Clinical and Laboratory Characteristics of Pediatric Patients with ACKR1/Darc-Associated Neutropenia

Background: ACKR1/DARC-associated neutropenia (ADAN), resulting from homozygosity for a single nucleotide polymorphism (SNP) in the ACKR1/DARC gene (rs2814778), is a common cause of benign neutropenia that primarily affects individuals of African and Jewish Yemenite descent. We aimed to characterize ADAN in pediatric patients in Israel, given its ethnically diverse population.

Procedure: We assessed children with isolated neutropenia treated during 2018-2023 at one pediatric center, for the ACKR1/DARC polymorphism, using Sanger sequencing or targeted next-generation sequencing.

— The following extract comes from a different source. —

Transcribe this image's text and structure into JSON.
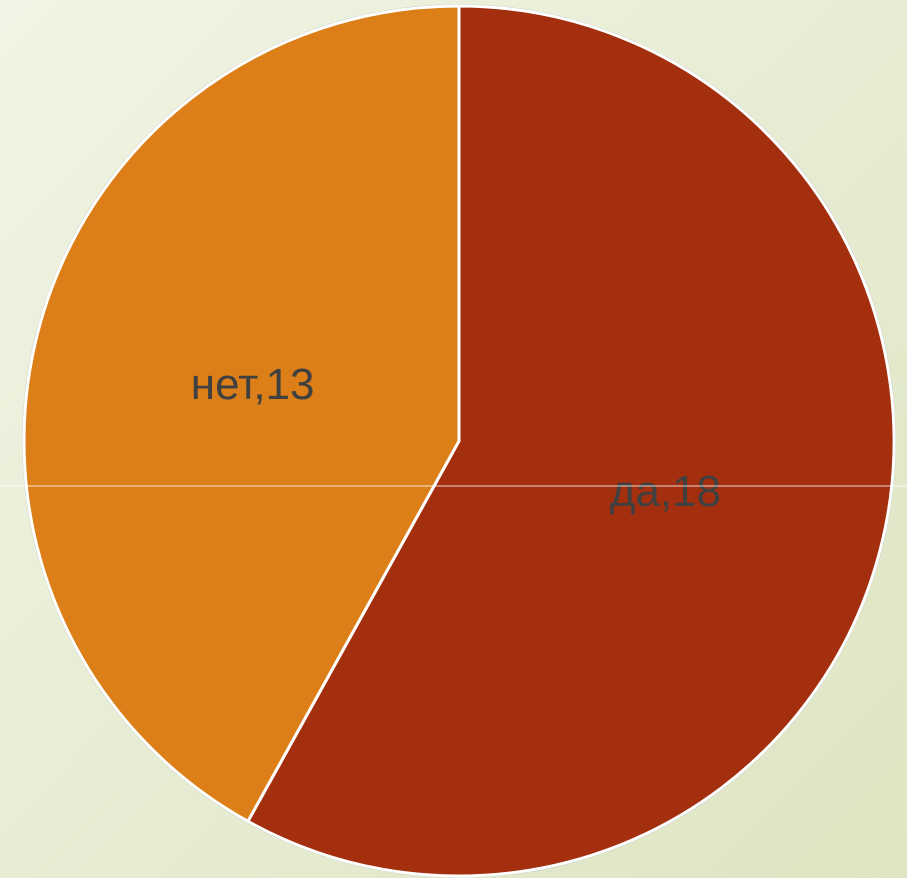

Results: Of 115 patients evaluated, 55 (47.8%) were diagnosed with ADAN; of these, 27 (49%) were in the severe range (neutrophil count 0-0.5X10⁹/L). The allele distribution revealed 40.0% of Muslim Arab and 58.2% of Jewish origin. The diverse geographical range included Yemenite, Ethiopian, Mediterranean, Asian, and European ancestry. Fifty-one percent had a family history of neutropenia. The median age at the first neutropenia detection was 1.1 years; nearly 90% were identified during routine blood counts. The median absolute neutrophil count at diagnosis was 0.5X10⁹/L (interquartile range 0.3). Patients did not show an increased susceptibility to infections either before or during the median follow-up period of 2.5 years (interquartile range 1.54) after the diagnosis of ADAN. In 42 patients (75.0%), neutrophil counts increased during febrile illnesses.

Conclusions: We identified ADAN in individuals of variable ethnicities, almost half with severe neutropenia. We recommend testing for ADAN in all children with isolated neutropenia without severe infections. This suggests that homozygosity for the ACKR1/DARC rs2814778 SNP eliminates the need for further investigation, follow-up, or treatment in this clinical scenario.